RabadanLab / arcasHLA

Fast and accurate in silico inference of HLA genotypes from RNA-seq
GNU General Public License v3.0
114 stars 49 forks source link

How to get the latest reference? #61

Closed slowkow closed 2 years ago

slowkow commented 3 years ago

Here's what I tried:

git clone git@github.com:RabadanLab/arcasHLA.git
cd arcasHLA

./arcasHLA reference --update

But I got an error:

Traceback (most recent call last):
  File "/home/ks38/work/github.com/RabadanLab/arcasHLA/scripts/reference.py", line 536, in <module>
    build_convert(False)
  File "/home/ks38/work/github.com/RabadanLab/arcasHLA/scripts/reference.py", line 464, in build_convert
    p_group = process_hla_nom(hla_nom_p)
  File "/home/ks38/work/github.com/RabadanLab/arcasHLA/scripts/reference.py", line 234, in process_hla_nom
    for line in open(hla_nom, 'r', encoding='UTF-8'):
FileNotFoundError: [Errno 2] No such file or directory: '/home/ks38/work/github.com/RabadanLab/arcasHLA/scripts/../dat/IMGTHLA/wmda/hla_nom_p.txt'

Next, I tried this:

./arcasHLA reference --version 3.36.0

But I got an error:

Traceback (most recent call last):
  File "/home/ks38/work/github.com/RabadanLab/arcasHLA/scripts/reference.py", line 548, in <module>
    build_fasta()
  File "/home/ks38/work/github.com/RabadanLab/arcasHLA/scripts/reference.py", line 416, in build_fasta
    utrs, exons, final_exon_length) = process_hla_dat()
  File "/home/ks38/work/github.com/RabadanLab/arcasHLA/scripts/reference.py", line 134, in process_hla_dat
    with open(hla_dat, 'r', encoding='UTF-8') as file:
FileNotFoundError: [Errno 2] No such file or directory: '/home/ks38/work/github.com/RabadanLab/arcasHLA/scripts/../dat/IMGTHLA/hla.dat'
slowkow commented 3 years ago

I tried the command in the README file, but it also fails with the same error:

./arcasHLA reference --version 3.24.0
Traceback (most recent call last):
  File "/home/ks38/work/github.com/RabadanLab/arcasHLA/scripts/reference.py", line 548, in <module>
    build_fasta()
  File "/home/ks38/work/github.com/RabadanLab/arcasHLA/scripts/reference.py", line 416, in build_fasta
    utrs, exons, final_exon_length) = process_hla_dat()
  File "/home/ks38/work/github.com/RabadanLab/arcasHLA/scripts/reference.py", line 134, in process_hla_dat
    with open(hla_dat, 'r', encoding='UTF-8') as file:
FileNotFoundError: [Errno 2] No such file or directory:
 '/home/ks38/work/github.com/RabadanLab/arcasHLA/scripts/../dat/IMGTHLA/hla.dat'
slowkow commented 3 years ago

I think the issue was that I did not have git-lfs installed.

So, here's how I installed git-lfs:

wget https://github.com/git-lfs/git-lfs/releases/download/v2.13.2/git-lfs-linux-amd64-v2.13.2.tar.gz
tar xf git-lfs-linux-amd64-v2.13.2.tar.gz
cd git-lfs
PREFIX=$HOME/.local ./install.sh

Next, I ran this command again:

./arcasHLA reference --update

And I think it seems to work! This time, I can see the file dat/IMGTHLA/hla.dat has been created.

It might be helpful for newcomers to add a check for git-lfs somewhere in the arcasHLA scripts.

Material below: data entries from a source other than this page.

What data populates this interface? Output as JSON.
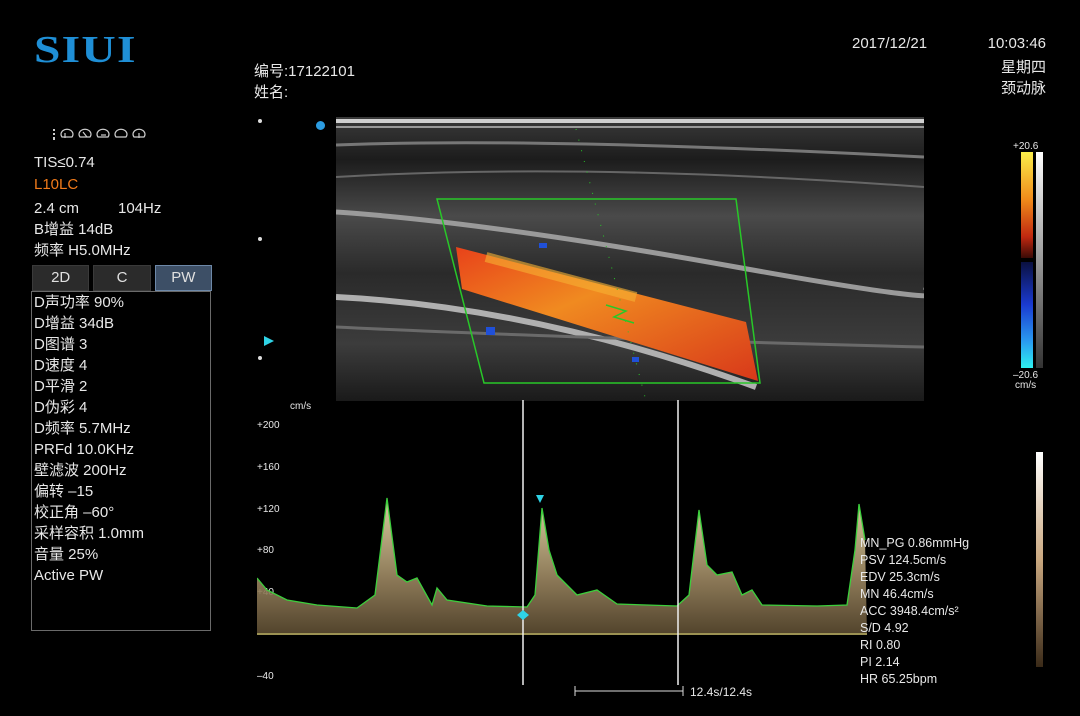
{
  "brand": {
    "logo_text": "SIUI"
  },
  "header": {
    "id_label": "编号:17122101",
    "name_label": "姓名:",
    "date": "2017/12/21",
    "time": "10:03:46",
    "weekday": "星期四",
    "exam": "颈动脉"
  },
  "status_icons": [
    "signal-bars-icon",
    "probe-icon",
    "probe-icon",
    "probe-icon",
    "probe-icon",
    "probe-icon"
  ],
  "info": {
    "tis": "TIS≤0.74",
    "probe": "L10LC",
    "depth": "2.4 cm",
    "frame_rate": "104Hz",
    "b_gain": "B增益 14dB",
    "freq": "频率 H5.0MHz"
  },
  "mode_tabs": [
    {
      "label": "2D",
      "active": false
    },
    {
      "label": "C",
      "active": false
    },
    {
      "label": "PW",
      "active": true
    }
  ],
  "pw_params": [
    "D声功率 90%",
    "D增益 34dB",
    "D图谱 3",
    "D速度 4",
    "D平滑 2",
    "D伪彩 4",
    "D频率 5.7MHz",
    "PRFd 10.0KHz",
    "壁滤波 200Hz",
    "偏转 –15",
    "校正角 –60°",
    "采样容积 1.0mm",
    "音量 25%",
    "Active PW"
  ],
  "color_scale": {
    "top": "+20.6",
    "bottom": "–20.6",
    "unit": "cm/s"
  },
  "spectrum": {
    "unit": "cm/s",
    "ticks": [
      "+200",
      "+160",
      "+120",
      "+80",
      "+40",
      "–40"
    ],
    "time_label": "12.4s/12.4s"
  },
  "measurements": [
    "MN_PG 0.86mmHg",
    "PSV 124.5cm/s",
    "EDV 25.3cm/s",
    "MN 46.4cm/s",
    "ACC 3948.4cm/s²",
    "S/D 4.92",
    "RI 0.80",
    "PI 2.14",
    "HR 65.25bpm"
  ],
  "colors": {
    "brand": "#1f8fd6",
    "probe_text": "#f07a1a",
    "roi_box": "#28c828",
    "trace": "#3ccf3c",
    "marker": "#2fd3e6",
    "baseline": "#e6e07a"
  }
}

tpereachamblee commented 3 years ago

Hello! Thanks for your interest in our tool. Do you mind verifying which version of the tool you are using? Although you have included a command that looks like it clones the current master branch of this repository, the issue that you have reported, the errors that you are receiving, and the suggested fix are more consistent with the latest tagged release and have been discussed and addressed in issue #32.

That said, the behavior you should expect if you clone the master branch is included below. I have updated the Dockerfile in the Docker folder with commit 0beeb83 so that it does not install the now depreciated git lfs (which will no longer a dependency of arcasHLA). You should be able to build and run the container to reproduce the following (You'll notice that running the reference command with --update does presently fail, as does running it with any version above 3.34.0 - this behavior is discussed in issue #59 and will be corrected with an upcoming release).

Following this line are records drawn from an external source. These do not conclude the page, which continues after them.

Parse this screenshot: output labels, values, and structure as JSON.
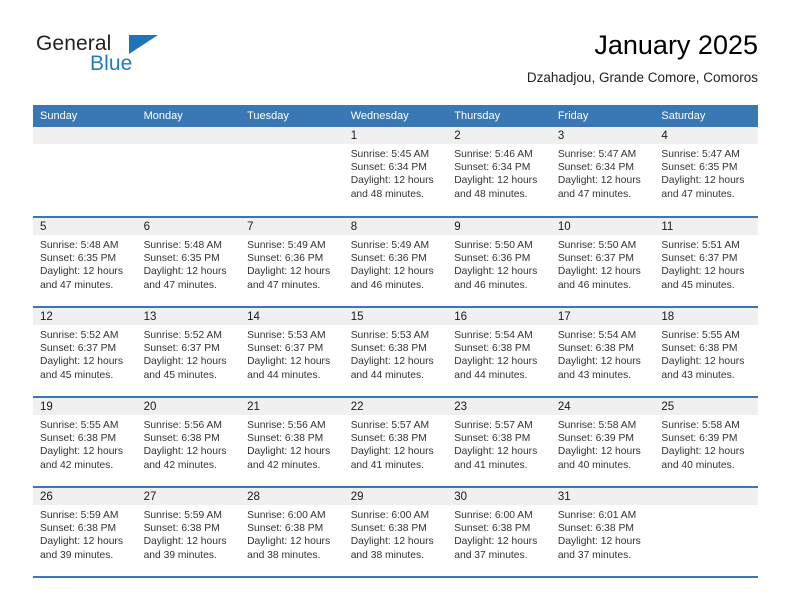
{
  "brand": {
    "name_part1": "General",
    "name_part2": "Blue",
    "triangle_color": "#1f73b8",
    "blue_text_color": "#1f7cc4"
  },
  "header": {
    "title": "January 2025",
    "subtitle": "Dzahadjou, Grande Comore, Comoros"
  },
  "theme": {
    "header_blue": "#3a78b5",
    "daynum_band": "#f0f0f0",
    "cell_border": "#3a78b5"
  },
  "weekdays": [
    "Sunday",
    "Monday",
    "Tuesday",
    "Wednesday",
    "Thursday",
    "Friday",
    "Saturday"
  ],
  "labels": {
    "sunrise_prefix": "Sunrise:",
    "sunset_prefix": "Sunset:",
    "daylight_prefix": "Daylight:"
  },
  "weeks": [
    [
      {
        "blank": true
      },
      {
        "blank": true
      },
      {
        "blank": true
      },
      {
        "day": "1",
        "sunrise": "Sunrise: 5:45 AM",
        "sunset": "Sunset: 6:34 PM",
        "daylight": "Daylight: 12 hours and 48 minutes."
      },
      {
        "day": "2",
        "sunrise": "Sunrise: 5:46 AM",
        "sunset": "Sunset: 6:34 PM",
        "daylight": "Daylight: 12 hours and 48 minutes."
      },
      {
        "day": "3",
        "sunrise": "Sunrise: 5:47 AM",
        "sunset": "Sunset: 6:34 PM",
        "daylight": "Daylight: 12 hours and 47 minutes."
      },
      {
        "day": "4",
        "sunrise": "Sunrise: 5:47 AM",
        "sunset": "Sunset: 6:35 PM",
        "daylight": "Daylight: 12 hours and 47 minutes."
      }
    ],
    [
      {
        "day": "5",
        "sunrise": "Sunrise: 5:48 AM",
        "sunset": "Sunset: 6:35 PM",
        "daylight": "Daylight: 12 hours and 47 minutes."
      },
      {
        "day": "6",
        "sunrise": "Sunrise: 5:48 AM",
        "sunset": "Sunset: 6:35 PM",
        "daylight": "Daylight: 12 hours and 47 minutes."
      },
      {
        "day": "7",
        "sunrise": "Sunrise: 5:49 AM",
        "sunset": "Sunset: 6:36 PM",
        "daylight": "Daylight: 12 hours and 47 minutes."
      },
      {
        "day": "8",
        "sunrise": "Sunrise: 5:49 AM",
        "sunset": "Sunset: 6:36 PM",
        "daylight": "Daylight: 12 hours and 46 minutes."
      },
      {
        "day": "9",
        "sunrise": "Sunrise: 5:50 AM",
        "sunset": "Sunset: 6:36 PM",
        "daylight": "Daylight: 12 hours and 46 minutes."
      },
      {
        "day": "10",
        "sunrise": "Sunrise: 5:50 AM",
        "sunset": "Sunset: 6:37 PM",
        "daylight": "Daylight: 12 hours and 46 minutes."
      },
      {
        "day": "11",
        "sunrise": "Sunrise: 5:51 AM",
        "sunset": "Sunset: 6:37 PM",
        "daylight": "Daylight: 12 hours and 45 minutes."
      }
    ],
    [
      {
        "day": "12",
        "sunrise": "Sunrise: 5:52 AM",
        "sunset": "Sunset: 6:37 PM",
        "daylight": "Daylight: 12 hours and 45 minutes."
      },
      {
        "day": "13",
        "sunrise": "Sunrise: 5:52 AM",
        "sunset": "Sunset: 6:37 PM",
        "daylight": "Daylight: 12 hours and 45 minutes."
      },
      {
        "day": "14",
        "sunrise": "Sunrise: 5:53 AM",
        "sunset": "Sunset: 6:37 PM",
        "daylight": "Daylight: 12 hours and 44 minutes."
      },
      {
        "day": "15",
        "sunrise": "Sunrise: 5:53 AM",
        "sunset": "Sunset: 6:38 PM",
        "daylight": "Daylight: 12 hours and 44 minutes."
      },
      {
        "day": "16",
        "sunrise": "Sunrise: 5:54 AM",
        "sunset": "Sunset: 6:38 PM",
        "daylight": "Daylight: 12 hours and 44 minutes."
      },
      {
        "day": "17",
        "sunrise": "Sunrise: 5:54 AM",
        "sunset": "Sunset: 6:38 PM",
        "daylight": "Daylight: 12 hours and 43 minutes."
      },
      {
        "day": "18",
        "sunrise": "Sunrise: 5:55 AM",
        "sunset": "Sunset: 6:38 PM",
        "daylight": "Daylight: 12 hours and 43 minutes."
      }
    ],
    [
      {
        "day": "19",
        "sunrise": "Sunrise: 5:55 AM",
        "sunset": "Sunset: 6:38 PM",
        "daylight": "Daylight: 12 hours and 42 minutes."
      },
      {
        "day": "20",
        "sunrise": "Sunrise: 5:56 AM",
        "sunset": "Sunset: 6:38 PM",
        "daylight": "Daylight: 12 hours and 42 minutes."
      },
      {
        "day": "21",
        "sunrise": "Sunrise: 5:56 AM",
        "sunset": "Sunset: 6:38 PM",
        "daylight": "Daylight: 12 hours and 42 minutes."
      },
      {
        "day": "22",
        "sunrise": "Sunrise: 5:57 AM",
        "sunset": "Sunset: 6:38 PM",
        "daylight": "Daylight: 12 hours and 41 minutes."
      },
      {
        "day": "23",
        "sunrise": "Sunrise: 5:57 AM",
        "sunset": "Sunset: 6:38 PM",
        "daylight": "Daylight: 12 hours and 41 minutes."
      },
      {
        "day": "24",
        "sunrise": "Sunrise: 5:58 AM",
        "sunset": "Sunset: 6:39 PM",
        "daylight": "Daylight: 12 hours and 40 minutes."
      },
      {
        "day": "25",
        "sunrise": "Sunrise: 5:58 AM",
        "sunset": "Sunset: 6:39 PM",
        "daylight": "Daylight: 12 hours and 40 minutes."
      }
    ],
    [
      {
        "day": "26",
        "sunrise": "Sunrise: 5:59 AM",
        "sunset": "Sunset: 6:38 PM",
        "daylight": "Daylight: 12 hours and 39 minutes."
      },
      {
        "day": "27",
        "sunrise": "Sunrise: 5:59 AM",
        "sunset": "Sunset: 6:38 PM",
        "daylight": "Daylight: 12 hours and 39 minutes."
      },
      {
        "day": "28",
        "sunrise": "Sunrise: 6:00 AM",
        "sunset": "Sunset: 6:38 PM",
        "daylight": "Daylight: 12 hours and 38 minutes."
      },
      {
        "day": "29",
        "sunrise": "Sunrise: 6:00 AM",
        "sunset": "Sunset: 6:38 PM",
        "daylight": "Daylight: 12 hours and 38 minutes."
      },
      {
        "day": "30",
        "sunrise": "Sunrise: 6:00 AM",
        "sunset": "Sunset: 6:38 PM",
        "daylight": "Daylight: 12 hours and 37 minutes."
      },
      {
        "day": "31",
        "sunrise": "Sunrise: 6:01 AM",
        "sunset": "Sunset: 6:38 PM",
        "daylight": "Daylight: 12 hours and 37 minutes."
      },
      {
        "blank": true
      }
    ]
  ]
}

tpereachamblee commented 2 years ago

Hello! Thanks for your interest in our tool. An updated release with up to date IMGT/HLA versions and commit hashes has just been released (v0.3.0). Moreover, between major releases users can use the --commit flag to manually pass hashes to more recent releases like so:

arcasHLA reference --commit <IMGT/HLA_commit_hash>

Additionally, it is worth noting that the --update flag always pulls the latest version.